Bobby understood it. He did. And Vinny was right. Up until that point, Bobby had gone along with the plan. But Bobby was on one hell of a roll. He decided to get technical about a game he hadn’t played since he was a kid.
“Even in ‘Simon Says,’ you don’t follow every single order you get,” Bobby said.
That one did it.
“Every single order we get starts with Simon-fucking-says!” Vinny yelled.
Bobby looked outside the car to see if anyone heard Vinny. Vinny noticed, and quieted down.
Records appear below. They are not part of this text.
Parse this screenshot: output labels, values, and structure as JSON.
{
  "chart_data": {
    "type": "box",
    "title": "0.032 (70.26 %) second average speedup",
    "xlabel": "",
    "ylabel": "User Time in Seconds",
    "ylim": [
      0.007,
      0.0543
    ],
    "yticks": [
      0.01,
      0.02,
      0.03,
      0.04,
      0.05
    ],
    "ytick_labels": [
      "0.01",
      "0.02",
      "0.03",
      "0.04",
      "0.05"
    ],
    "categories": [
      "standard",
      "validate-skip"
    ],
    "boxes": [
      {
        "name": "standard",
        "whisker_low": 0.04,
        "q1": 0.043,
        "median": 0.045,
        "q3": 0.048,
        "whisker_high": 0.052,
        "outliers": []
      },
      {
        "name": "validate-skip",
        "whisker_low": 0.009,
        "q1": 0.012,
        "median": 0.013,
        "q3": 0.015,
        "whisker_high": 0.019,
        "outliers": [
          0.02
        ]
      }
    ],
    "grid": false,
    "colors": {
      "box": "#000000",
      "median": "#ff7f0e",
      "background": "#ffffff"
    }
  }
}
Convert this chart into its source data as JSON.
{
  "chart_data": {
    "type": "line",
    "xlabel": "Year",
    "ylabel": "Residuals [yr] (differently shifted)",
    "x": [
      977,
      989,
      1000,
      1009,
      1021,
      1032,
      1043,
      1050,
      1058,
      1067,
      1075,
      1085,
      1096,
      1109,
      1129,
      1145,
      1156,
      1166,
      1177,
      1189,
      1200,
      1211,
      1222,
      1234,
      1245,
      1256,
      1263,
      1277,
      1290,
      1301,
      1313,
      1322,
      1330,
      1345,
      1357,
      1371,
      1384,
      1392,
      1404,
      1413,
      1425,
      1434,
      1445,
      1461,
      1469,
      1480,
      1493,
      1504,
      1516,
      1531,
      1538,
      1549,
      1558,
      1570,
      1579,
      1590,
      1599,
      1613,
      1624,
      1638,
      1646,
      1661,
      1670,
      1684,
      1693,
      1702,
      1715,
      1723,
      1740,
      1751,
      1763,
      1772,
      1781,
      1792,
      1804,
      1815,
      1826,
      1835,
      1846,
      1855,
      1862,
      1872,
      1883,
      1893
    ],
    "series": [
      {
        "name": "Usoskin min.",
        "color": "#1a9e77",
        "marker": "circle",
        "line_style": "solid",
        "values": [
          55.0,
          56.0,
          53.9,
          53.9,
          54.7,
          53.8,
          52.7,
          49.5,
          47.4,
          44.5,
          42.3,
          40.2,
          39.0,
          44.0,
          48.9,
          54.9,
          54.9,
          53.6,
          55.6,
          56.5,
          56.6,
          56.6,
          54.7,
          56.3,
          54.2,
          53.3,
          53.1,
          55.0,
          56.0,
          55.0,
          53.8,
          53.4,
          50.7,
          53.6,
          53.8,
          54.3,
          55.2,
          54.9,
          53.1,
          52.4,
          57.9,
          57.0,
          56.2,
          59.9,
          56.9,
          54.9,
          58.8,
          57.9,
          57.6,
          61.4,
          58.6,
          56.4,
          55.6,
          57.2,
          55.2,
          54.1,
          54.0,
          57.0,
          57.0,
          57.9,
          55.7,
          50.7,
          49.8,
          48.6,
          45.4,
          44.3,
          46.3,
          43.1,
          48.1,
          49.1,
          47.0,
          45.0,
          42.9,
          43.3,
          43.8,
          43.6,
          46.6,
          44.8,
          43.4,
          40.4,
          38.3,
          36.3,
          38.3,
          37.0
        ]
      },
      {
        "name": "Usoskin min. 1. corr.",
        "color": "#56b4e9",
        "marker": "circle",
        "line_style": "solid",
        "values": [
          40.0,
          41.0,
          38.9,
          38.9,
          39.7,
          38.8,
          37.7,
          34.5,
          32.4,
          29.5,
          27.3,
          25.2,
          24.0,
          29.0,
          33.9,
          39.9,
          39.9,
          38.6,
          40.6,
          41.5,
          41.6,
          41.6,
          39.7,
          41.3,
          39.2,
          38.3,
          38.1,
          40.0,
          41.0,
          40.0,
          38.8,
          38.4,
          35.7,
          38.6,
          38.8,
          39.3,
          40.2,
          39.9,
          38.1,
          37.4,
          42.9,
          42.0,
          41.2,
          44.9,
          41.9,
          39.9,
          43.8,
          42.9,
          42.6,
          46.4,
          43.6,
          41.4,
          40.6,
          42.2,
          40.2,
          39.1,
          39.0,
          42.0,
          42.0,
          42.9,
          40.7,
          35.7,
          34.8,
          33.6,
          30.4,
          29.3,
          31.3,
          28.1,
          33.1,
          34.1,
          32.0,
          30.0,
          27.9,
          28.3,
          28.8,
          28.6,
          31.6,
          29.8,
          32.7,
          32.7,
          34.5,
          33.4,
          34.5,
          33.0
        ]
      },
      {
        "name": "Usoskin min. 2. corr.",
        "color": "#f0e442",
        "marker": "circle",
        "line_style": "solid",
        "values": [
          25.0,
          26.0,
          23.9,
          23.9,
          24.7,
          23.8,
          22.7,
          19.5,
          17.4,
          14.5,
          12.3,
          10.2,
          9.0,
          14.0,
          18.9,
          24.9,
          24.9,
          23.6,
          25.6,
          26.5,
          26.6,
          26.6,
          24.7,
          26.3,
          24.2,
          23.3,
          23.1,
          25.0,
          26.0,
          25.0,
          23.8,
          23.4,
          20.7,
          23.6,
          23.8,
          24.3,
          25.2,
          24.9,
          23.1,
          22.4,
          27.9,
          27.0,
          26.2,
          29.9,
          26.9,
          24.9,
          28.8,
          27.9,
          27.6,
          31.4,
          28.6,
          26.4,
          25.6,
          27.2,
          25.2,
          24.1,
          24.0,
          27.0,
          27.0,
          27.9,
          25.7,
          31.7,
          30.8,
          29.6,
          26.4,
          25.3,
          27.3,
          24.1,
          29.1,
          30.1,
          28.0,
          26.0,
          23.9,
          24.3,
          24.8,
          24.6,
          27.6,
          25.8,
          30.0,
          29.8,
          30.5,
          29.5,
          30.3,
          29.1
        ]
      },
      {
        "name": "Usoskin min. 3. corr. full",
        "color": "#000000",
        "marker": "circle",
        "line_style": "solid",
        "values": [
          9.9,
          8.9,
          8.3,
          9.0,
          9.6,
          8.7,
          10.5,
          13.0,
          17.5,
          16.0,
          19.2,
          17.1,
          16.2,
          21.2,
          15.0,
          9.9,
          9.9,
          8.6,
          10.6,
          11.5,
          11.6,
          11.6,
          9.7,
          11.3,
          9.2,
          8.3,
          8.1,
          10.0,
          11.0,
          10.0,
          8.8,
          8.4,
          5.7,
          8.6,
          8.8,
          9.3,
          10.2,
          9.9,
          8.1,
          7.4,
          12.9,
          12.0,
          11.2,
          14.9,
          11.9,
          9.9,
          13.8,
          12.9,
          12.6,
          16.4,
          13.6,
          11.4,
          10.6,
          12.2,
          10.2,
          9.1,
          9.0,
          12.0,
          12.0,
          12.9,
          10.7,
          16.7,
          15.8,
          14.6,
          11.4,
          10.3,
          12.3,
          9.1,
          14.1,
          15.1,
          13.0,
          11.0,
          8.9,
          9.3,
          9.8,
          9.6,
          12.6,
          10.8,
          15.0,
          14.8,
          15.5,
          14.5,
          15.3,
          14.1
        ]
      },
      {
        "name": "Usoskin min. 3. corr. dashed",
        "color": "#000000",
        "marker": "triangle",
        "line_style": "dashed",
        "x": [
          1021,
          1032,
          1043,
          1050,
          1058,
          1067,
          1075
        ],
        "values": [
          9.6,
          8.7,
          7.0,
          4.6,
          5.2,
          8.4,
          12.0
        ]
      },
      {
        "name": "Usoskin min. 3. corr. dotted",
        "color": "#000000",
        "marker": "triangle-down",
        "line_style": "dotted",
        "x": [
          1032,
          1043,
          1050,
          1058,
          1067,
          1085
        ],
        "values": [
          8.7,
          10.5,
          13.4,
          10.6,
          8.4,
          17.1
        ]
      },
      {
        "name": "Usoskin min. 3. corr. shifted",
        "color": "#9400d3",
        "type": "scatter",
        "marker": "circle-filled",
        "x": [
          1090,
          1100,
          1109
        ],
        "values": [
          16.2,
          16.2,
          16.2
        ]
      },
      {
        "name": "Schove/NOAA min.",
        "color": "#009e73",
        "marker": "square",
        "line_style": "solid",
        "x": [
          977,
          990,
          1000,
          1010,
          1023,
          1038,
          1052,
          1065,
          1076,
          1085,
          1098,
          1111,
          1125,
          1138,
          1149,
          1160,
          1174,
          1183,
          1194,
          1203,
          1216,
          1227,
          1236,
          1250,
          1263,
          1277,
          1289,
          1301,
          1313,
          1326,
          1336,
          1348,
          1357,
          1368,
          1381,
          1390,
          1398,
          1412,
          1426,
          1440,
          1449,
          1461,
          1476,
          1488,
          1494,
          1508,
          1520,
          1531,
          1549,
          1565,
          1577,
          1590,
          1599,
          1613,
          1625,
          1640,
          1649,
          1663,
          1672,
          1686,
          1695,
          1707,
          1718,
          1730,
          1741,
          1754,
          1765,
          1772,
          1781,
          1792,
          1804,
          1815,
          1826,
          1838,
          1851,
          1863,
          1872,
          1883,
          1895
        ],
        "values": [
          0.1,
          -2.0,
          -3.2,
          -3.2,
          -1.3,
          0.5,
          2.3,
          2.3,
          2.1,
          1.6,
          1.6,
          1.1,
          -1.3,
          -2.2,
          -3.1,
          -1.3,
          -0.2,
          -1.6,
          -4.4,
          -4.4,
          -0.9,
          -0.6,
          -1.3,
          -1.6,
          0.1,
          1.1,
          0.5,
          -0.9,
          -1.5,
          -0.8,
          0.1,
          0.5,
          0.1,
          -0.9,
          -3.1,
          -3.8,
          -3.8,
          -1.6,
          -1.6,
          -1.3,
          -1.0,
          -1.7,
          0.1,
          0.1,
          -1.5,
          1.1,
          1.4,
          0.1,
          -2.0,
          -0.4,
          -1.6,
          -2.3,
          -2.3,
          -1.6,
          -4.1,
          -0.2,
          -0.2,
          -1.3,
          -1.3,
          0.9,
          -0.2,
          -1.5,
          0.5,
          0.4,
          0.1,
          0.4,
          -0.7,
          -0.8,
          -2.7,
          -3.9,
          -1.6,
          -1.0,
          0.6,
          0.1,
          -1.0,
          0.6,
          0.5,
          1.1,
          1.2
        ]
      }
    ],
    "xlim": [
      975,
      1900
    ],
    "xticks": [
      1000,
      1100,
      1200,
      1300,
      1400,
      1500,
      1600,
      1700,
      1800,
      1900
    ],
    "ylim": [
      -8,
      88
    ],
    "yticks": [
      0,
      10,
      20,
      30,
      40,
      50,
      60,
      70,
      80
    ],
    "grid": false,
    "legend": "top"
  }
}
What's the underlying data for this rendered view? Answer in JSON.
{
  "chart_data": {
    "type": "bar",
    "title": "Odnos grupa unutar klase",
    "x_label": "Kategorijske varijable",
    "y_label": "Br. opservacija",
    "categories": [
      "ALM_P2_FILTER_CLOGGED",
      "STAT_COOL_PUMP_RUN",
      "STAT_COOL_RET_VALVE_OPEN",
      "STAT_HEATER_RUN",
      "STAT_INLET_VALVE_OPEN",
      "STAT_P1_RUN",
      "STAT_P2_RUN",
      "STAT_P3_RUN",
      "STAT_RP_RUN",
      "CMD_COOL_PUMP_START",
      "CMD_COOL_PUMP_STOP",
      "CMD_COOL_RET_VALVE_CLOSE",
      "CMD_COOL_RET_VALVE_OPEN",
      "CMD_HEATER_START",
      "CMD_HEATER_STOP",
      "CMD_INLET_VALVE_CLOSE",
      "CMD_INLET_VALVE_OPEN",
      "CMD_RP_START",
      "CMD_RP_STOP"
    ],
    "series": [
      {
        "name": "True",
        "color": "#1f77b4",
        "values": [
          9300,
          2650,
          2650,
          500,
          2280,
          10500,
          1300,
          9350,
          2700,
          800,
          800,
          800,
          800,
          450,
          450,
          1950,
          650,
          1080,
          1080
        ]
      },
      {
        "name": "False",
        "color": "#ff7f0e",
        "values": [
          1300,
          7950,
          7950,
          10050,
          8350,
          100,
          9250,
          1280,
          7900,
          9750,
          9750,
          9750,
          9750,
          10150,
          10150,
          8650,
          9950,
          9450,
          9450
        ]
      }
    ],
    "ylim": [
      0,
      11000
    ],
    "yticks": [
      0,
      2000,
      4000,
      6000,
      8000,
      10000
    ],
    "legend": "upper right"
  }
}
“Don’t be cute,” Vinny said. “If you want to do this thing, you do this thing. Bobby, for Christ’s sake, if I would have known you was going to pick tonight of all the possible fucking nights to start wondering why we do what we do and not just do it, I would have done it myself.”
Bobby went back to thinking about why this was happening, a move against one of their own guys. Paul had said not to get rid of this one, to leave him right there on the sidewalk. That made it even stranger. Especially after how this mess had gotten started in the first place.
Shooting their guy right in front of the house where he used to live. There’s a big difference between disappearing for good and having a family member find you there. Bobby thought of what his mother or his wife would do if something like that happened to him. He couldn’t decide which one would be the first to spit on his corpse.
Bobby’s eyes shifted toward the house as his mind continued to wander. The front door began to swing open.
“Vinny, look,” Bobby said, sticking a quivering finger that way. “There he is.”
Vinny squinted. Bobby always told him he needed glasses. Vinny was too stubborn to go get them.
“Way too much about this had already been fucked up,” Vinny said. “If you fuck this one up any more, you’ll be laying there right next to him.”
At least my mother and my wife wouldn’t be in a race to spit on my corpse, Bobby thought.